Start Date: 2026-03-04
Authors: @connortsui20
RFC PR: vortex-data/rfcs#24

Fixed-shape Tensor Extension

Summary

We would like to add a FixedShapeTensor type to Vortex as an extension type backed by FixedSizeList. This RFC proposes the design of a fixed-shape tensor with contiguous backing memory.

Motivation

Tensors in the wild

Tensors are multi-dimensional (n-dimensional) arrays that generalize vectors (1D) and matrices (2D) to arbitrary dimensions. They are quite common in ML/AI and scientific computing applications. To name just a few examples:

Image or video data stored as height x width x channels
Multi-dimensional sensor or time-series data
Embedding vectors from language models and recommendation systems

Fixed-shape tensors in Vortex

In the current version of Vortex, there are two ways to represent fixed-shape tensors using the FixedSizeList DType, and neither seems satisfactory.

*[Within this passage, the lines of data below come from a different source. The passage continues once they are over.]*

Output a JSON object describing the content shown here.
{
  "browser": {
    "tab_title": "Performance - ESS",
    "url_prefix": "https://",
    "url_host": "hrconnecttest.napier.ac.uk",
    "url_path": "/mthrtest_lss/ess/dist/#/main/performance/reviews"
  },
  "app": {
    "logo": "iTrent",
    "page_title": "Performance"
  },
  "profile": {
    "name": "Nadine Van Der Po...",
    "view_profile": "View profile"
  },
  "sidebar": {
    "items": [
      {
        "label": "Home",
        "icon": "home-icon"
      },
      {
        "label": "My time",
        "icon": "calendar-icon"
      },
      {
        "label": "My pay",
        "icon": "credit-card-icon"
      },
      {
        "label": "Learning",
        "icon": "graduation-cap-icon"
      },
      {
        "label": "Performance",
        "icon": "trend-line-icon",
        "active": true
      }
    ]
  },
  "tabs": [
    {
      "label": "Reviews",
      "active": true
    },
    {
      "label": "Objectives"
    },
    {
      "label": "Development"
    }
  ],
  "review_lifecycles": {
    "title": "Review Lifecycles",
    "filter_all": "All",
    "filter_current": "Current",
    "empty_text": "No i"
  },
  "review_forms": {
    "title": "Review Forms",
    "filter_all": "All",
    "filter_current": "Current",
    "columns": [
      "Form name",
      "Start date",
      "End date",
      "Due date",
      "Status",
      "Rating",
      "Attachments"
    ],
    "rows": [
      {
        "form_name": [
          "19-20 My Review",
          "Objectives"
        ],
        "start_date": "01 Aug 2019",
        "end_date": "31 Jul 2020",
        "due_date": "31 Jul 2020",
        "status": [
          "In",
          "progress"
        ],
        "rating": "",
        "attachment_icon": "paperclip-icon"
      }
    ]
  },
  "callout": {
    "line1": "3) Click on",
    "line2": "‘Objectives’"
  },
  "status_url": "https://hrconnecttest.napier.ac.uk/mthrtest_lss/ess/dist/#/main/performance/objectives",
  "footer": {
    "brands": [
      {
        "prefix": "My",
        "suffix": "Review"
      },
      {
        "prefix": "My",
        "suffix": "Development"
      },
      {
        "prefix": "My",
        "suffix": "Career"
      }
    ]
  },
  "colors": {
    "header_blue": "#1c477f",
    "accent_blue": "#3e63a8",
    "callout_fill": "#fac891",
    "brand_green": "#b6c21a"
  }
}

The simplest approach is to flatten the tensor into a single FixedSizeList<n> whose size is the product of all dimensions (this is what Apache Arrow does). However, this discards shape information entirely: a 2x3 matrix and a 3x2 matrix would both become FixedSizeList<6>. Shape metadata must be stored separately, and any dimension-aware operation (slicing along an axis, transposing, etc.) reduces to manual index arithmetic with no type-level guarantees.

The alternative is to nest FixedSizeList types, e.g., FixedSizeList<FixedSizeList<n>, m> for a matrix. This preserves some structure, but becomes unwieldy for higher-dimensional tensors. Axis-specific slicing or indexing on individual tensors (tensor scalars, not tensor arrays) would require custom expressions aware of the specific nesting depth, rather than operating on a single, uniform tensor type.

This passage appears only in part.